Auf der reinen Soundseite schon nur durch andere Produktionen und musikalische Sachen. Wenn ich so durch die Welt laufe, kommen mir eher Ideen, was ich an meiner Arbeitsweise ändern könnte. Oder man bemerkt, dass man ja ein Schlagzeug auch mal als Stereogruppe komprimieren könnte und so Sachen. Soundinspirationen kommen dann eher durch so Scheiben wie das Machine Head-Debüt, wo man echt gedacht hat: „Wow, hier ist aber jemandem wieder mal ein Schritt nach vorne gelungen!“ Diese Sachen muss man aufgreifen und in die eigene Arbeit mit einbeziehen. Sonst tritt man schnell auf der Stelle und die eigenen Sachen klingen altbacken.

Hast du immer dieselbe Arbeitsweise oder ist sie von Band zu Band verschieden?

Da muss man sich schon auf die Kollegen Musiker einstellen. Grundsätzlich bleibt eigentlich nur die Reihenfolge dieselbe. Erst kommt z.B. das Schlagzeug mit einer Pilotgitarre. Solche Abläufe bleiben, aber man hat es wie gesagt mit Musikern zu tun. Da ist keiner wie der andere.

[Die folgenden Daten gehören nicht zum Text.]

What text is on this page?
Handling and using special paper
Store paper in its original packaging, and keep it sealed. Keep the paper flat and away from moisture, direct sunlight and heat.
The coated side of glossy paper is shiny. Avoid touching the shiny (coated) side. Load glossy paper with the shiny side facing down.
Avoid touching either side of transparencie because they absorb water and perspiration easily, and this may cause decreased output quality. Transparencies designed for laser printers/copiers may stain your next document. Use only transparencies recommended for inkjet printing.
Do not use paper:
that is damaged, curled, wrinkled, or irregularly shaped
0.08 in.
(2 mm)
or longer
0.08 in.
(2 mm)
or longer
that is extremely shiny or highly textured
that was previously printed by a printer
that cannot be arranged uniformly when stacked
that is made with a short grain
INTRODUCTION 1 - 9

Deswegen wird es aber auch nicht langweilig, oder?

Das stimmt. Man baut zu den meisten Bands immer eine Beziehung auf, weil sie regelmäßig wiederkommen. So entstehen Freundschaften, man freut sich, wenn sie wieder bei einem aufnehmen, und man fährt auch auf ein paar Konzerte mit.

Inwieweit ist man als Produzent auch Bandpsychologe?

Während der Studiozeit auf jeden Fall hundertprozentig. Die Laune, die eine Band während der Produktion hat, schlägt sich im Endprodukt nieder. Man hört, ob die Jungs Spaß im Studio hatten oder nicht. Deswegen muss die Musik jetzt nicht giftig klingen, aber wo kommen denn solche Worte wie „Spielfreude“ oder „Frische“ her? Das liegt immer an der Stimmung im Studio. Also ist es auch irgendwo meine Aufgabe, selbige im Lot zu halten.

Wie weit kannst du als Produzent in die künstlerischen Belange der Band eingreifen?

Die künstlerischen Angelegenheiten muss immer die Band absegnen. Wenn es innerhalb von ihr mal Pattsituationen gibt, dann bin ich derjenige, der die Richtung vorgibt. Ansonsten wird über unterschiedliche Vorstellungen einfach geredet und verschiedene Sachen ausprobiert.

Nach welchen Kriterien wählst du aus, wen du produzierst?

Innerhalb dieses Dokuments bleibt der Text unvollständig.